Skip to content

Upgrades and Rollback

Atlas upgrades should preserve two invariants:

  • contract-owned surfaces remain understood and validated
  • serving state stays recoverable if a rollout goes wrong

Upgrade Flow

flowchart TD
    Validate[Validate runtime and contracts] --> Rollout[Roll out new runtime]
    Rollout --> Observe[Observe health and load]
    Observe --> Keep[Keep rollout]
    Observe --> Rollback[Rollback if needed]

This upgrade flow keeps rollout discipline visible. Atlas upgrades should be validated, observed, and explicitly kept or rolled back rather than treated as one-way jumps.

Rollback Flow

flowchart LR
    Problem[Operational problem] --> Scope[Determine runtime vs store scope]
    Scope --> RuntimeRollback[Rollback runtime]
    Scope --> StoreRollback[Rollback serving state if required]

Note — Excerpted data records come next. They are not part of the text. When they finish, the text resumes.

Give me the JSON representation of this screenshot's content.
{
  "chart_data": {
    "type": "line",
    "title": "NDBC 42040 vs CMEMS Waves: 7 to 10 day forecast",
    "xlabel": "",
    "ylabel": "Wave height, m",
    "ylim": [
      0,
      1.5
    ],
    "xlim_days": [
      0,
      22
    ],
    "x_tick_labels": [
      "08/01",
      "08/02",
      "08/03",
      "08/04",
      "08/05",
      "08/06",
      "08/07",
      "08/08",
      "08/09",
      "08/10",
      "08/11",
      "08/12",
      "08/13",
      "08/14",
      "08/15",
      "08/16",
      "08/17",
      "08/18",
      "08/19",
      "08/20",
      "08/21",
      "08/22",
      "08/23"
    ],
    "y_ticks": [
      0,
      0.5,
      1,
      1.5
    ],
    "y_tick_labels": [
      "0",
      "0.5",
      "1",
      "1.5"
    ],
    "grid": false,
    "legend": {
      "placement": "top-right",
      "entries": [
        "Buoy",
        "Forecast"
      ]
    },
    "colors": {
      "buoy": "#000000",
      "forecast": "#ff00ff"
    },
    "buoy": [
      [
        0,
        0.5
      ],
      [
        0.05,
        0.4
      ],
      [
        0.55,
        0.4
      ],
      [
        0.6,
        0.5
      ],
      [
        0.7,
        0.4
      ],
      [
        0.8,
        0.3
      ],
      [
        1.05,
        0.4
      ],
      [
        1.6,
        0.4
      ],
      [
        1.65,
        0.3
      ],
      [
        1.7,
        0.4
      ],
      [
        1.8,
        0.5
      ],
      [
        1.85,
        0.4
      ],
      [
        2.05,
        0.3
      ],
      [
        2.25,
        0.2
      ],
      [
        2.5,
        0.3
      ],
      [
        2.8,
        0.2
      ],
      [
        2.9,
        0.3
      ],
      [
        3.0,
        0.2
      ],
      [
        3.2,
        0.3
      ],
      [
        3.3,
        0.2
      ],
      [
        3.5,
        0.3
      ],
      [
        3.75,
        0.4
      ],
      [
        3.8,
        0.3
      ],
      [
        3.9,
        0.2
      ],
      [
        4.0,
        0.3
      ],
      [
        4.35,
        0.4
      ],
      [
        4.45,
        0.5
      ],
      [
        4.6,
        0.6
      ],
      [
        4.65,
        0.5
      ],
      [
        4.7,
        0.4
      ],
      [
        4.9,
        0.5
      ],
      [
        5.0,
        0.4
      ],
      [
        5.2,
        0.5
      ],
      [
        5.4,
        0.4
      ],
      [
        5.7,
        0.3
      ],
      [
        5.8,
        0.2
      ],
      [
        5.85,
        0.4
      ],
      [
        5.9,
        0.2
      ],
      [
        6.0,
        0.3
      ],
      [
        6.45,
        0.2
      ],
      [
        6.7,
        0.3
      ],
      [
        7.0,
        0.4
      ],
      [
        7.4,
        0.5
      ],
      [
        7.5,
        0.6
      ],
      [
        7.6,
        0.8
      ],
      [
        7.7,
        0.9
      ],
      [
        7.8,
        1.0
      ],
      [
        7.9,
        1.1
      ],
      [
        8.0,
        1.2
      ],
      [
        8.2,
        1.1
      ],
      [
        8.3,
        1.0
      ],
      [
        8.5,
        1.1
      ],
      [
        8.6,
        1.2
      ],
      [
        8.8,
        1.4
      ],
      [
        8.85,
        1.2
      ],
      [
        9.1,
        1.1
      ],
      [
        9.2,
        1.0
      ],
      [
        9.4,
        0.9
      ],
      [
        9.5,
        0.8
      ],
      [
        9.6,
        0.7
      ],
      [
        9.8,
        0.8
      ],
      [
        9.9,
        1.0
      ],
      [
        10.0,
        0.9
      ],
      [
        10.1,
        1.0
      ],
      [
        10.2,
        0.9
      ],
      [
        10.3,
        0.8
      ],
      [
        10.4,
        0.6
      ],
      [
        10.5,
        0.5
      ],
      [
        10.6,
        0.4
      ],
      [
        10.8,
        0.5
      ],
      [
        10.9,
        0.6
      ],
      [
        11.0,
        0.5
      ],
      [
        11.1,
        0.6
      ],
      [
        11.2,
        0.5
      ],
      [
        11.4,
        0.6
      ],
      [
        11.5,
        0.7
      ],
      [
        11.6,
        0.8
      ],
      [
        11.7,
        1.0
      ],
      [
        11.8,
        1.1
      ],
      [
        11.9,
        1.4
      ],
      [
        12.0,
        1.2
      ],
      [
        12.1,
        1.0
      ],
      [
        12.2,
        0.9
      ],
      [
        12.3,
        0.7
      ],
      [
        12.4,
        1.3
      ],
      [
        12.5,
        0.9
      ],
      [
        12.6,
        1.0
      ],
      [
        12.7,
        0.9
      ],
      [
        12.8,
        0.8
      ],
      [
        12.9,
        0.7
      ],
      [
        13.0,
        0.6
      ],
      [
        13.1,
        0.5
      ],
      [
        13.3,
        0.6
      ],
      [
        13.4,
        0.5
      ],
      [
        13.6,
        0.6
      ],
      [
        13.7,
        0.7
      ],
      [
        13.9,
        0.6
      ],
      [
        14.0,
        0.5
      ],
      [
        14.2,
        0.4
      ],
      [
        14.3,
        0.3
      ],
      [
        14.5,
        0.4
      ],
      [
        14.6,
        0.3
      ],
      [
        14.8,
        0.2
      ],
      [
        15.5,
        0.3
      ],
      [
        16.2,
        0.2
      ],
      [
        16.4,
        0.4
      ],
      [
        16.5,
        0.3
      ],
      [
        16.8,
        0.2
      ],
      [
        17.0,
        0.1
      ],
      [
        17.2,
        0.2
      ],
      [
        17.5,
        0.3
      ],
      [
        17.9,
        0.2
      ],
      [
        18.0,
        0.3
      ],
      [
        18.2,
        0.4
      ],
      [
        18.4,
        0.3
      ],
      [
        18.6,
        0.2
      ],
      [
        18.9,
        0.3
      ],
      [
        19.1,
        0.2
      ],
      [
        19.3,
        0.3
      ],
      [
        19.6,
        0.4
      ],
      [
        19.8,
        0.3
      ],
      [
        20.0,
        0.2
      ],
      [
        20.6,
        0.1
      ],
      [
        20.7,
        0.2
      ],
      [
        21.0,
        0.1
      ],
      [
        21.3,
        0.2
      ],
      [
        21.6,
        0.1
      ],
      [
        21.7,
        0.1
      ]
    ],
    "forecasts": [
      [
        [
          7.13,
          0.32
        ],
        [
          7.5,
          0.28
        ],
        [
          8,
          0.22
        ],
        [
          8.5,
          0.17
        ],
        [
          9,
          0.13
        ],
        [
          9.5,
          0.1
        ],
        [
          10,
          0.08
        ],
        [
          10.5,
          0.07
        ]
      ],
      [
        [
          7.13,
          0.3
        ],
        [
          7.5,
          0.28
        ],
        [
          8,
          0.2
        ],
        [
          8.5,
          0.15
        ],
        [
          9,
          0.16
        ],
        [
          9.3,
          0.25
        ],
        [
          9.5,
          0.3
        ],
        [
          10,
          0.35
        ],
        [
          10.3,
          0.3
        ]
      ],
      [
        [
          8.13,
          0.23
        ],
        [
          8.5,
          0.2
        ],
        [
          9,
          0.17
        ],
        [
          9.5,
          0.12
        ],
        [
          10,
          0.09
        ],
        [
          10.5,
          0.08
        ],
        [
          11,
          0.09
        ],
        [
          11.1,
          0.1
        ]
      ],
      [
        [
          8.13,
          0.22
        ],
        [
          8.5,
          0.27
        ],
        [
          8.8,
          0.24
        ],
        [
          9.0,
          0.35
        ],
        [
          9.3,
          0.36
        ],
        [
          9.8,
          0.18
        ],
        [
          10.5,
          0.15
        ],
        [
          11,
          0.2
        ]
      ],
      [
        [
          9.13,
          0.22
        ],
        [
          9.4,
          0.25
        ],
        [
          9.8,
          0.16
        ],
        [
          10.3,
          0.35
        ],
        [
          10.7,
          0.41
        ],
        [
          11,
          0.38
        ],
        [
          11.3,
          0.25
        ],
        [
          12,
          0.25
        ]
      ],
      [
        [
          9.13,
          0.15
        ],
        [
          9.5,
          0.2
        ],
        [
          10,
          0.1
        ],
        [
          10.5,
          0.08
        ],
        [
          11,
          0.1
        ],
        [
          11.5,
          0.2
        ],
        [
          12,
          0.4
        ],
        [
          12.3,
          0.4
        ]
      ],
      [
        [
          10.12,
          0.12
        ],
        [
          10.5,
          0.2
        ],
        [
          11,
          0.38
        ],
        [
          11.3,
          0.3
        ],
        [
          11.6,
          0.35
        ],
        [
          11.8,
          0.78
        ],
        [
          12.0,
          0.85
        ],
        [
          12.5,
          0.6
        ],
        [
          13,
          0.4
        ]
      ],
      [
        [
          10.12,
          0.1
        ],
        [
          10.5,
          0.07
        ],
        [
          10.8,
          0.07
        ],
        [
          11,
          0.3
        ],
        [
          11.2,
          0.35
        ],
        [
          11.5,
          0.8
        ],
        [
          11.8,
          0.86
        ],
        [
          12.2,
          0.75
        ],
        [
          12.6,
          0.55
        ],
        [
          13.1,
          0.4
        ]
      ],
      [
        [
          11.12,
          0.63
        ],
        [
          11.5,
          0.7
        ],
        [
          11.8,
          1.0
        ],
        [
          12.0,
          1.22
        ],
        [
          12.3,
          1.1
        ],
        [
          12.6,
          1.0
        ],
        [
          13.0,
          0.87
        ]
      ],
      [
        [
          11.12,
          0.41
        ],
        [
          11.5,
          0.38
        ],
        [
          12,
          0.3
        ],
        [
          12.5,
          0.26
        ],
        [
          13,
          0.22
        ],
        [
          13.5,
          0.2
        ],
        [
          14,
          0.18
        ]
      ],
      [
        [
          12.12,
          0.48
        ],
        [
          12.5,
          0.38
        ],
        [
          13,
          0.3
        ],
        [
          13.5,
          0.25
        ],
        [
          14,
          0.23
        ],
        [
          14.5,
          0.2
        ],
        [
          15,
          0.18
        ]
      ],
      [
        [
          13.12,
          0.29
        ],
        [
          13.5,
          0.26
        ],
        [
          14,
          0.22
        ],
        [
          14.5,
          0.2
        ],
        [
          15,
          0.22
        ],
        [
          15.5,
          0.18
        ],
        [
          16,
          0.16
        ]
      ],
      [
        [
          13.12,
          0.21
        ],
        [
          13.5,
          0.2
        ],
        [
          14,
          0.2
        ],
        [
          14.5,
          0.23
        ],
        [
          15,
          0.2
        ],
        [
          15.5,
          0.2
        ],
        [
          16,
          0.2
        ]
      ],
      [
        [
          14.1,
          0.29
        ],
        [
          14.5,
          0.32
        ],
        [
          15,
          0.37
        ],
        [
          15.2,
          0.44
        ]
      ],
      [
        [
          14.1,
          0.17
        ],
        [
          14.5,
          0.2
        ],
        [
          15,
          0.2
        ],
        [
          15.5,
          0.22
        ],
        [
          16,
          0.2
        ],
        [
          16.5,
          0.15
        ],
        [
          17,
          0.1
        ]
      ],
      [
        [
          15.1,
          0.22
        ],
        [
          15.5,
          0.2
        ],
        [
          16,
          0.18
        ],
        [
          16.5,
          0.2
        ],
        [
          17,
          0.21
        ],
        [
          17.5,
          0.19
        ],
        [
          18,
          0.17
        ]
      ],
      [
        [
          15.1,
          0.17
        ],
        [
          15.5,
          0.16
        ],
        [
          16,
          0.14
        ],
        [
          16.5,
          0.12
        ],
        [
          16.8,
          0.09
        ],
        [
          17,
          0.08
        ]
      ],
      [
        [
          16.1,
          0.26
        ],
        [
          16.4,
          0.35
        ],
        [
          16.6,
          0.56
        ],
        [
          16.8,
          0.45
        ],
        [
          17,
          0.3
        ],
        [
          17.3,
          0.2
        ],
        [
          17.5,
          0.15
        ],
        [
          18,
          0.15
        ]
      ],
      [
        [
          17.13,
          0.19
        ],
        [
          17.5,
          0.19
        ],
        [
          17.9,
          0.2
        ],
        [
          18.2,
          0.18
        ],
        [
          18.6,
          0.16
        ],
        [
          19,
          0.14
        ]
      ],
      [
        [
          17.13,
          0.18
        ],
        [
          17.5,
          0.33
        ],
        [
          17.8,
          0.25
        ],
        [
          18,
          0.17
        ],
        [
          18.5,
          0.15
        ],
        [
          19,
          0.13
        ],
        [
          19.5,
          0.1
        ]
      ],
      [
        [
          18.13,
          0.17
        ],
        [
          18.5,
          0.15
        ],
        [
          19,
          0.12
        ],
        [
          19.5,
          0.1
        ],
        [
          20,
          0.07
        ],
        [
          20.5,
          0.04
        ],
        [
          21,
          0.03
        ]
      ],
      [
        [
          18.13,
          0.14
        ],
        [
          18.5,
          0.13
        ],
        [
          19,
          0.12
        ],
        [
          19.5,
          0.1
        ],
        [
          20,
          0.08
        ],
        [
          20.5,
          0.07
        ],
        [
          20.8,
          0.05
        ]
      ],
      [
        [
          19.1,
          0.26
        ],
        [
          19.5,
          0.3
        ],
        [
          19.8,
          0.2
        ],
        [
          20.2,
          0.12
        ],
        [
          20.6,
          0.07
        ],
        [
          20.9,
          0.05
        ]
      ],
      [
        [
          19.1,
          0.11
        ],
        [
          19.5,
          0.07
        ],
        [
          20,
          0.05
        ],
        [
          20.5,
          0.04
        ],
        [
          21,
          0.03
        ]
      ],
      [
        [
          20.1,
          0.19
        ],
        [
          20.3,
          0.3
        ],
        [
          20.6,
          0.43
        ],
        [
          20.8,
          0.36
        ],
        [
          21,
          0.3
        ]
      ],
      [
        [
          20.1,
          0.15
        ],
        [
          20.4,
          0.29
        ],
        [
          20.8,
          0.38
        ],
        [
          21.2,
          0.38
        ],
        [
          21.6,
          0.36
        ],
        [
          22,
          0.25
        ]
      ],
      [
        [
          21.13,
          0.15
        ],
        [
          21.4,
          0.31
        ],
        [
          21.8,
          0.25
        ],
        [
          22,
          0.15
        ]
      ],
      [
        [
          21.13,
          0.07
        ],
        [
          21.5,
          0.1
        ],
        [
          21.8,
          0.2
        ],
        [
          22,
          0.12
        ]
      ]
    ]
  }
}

This rollback flow explains one of the most important operator distinctions in Atlas: not every incident needs store-state rollback, and not every rollback should start there.

Operator Guidance

  • separate runtime rollback from store-state rollback in your thinking
  • verify health, readiness, and key query paths after rollout
  • keep rollback paths explicit before you need them
  • use compatibility and contract evidence as rollout input, not only hope and manual spot checks

What to Watch During Upgrade

  • readiness instability
  • unusual rejection or error patterns
  • metrics or traces indicating saturation changes
  • catalog or dataset discoverability regressions

Rollout Question That Saves Time

Ask first whether the change affected runtime behavior, serving-store state, or both. That answer usually determines the safest rollback path.

Purpose

This page explains the Atlas material for upgrades and rollback and points readers to the canonical checked-in workflow or boundary for this topic.

Source of Truth

  • ops/k8s/rollout-safety-contract.json
  • ops/k8s/install-matrix.json
  • ops/release/evidence/manifest.json
  • ops/report/generated/readiness-score.json
  • ops/e2e/scenarios/upgrade/upgrade-patch.json
  • ops/e2e/scenarios/upgrade/upgrade-minor.json
  • ops/e2e/scenarios/upgrade/rollback-after-failed-upgrade.json
  • ops/e2e/scenarios/upgrade/rollback-after-successful-upgrade.json

Upgrade Path in This Repository

A real Atlas upgrade path is not only “deploy the new version.” It is:

  1. confirm the install matrix and rollout safety contract for the target profile
  2. verify the release evidence manifest for the candidate
  3. apply the upgrade scenario that matches the version change type
  4. review readiness, health, and load or observability signals during rollout
  5. keep or roll back based on evidence, not instinct

Required Signals During Upgrade

Operators should treat these as first-class upgrade inputs:

  • readiness and health stabilization
  • unusual error or rejection patterns
  • latency or overload changes under real traffic
  • evidence that the target release identity is the one actually serving

Main Takeaway

An upgrade is safe only when the target release, the rollout path, and the live signals all agree. If release evidence says one thing and readiness or traffic behavior says another, the system is telling the operator to stop and resolve the disagreement before promotion.

Stability

This page is part of the canonical Atlas docs spine. Keep it aligned with the current repository behavior and adjacent contract pages.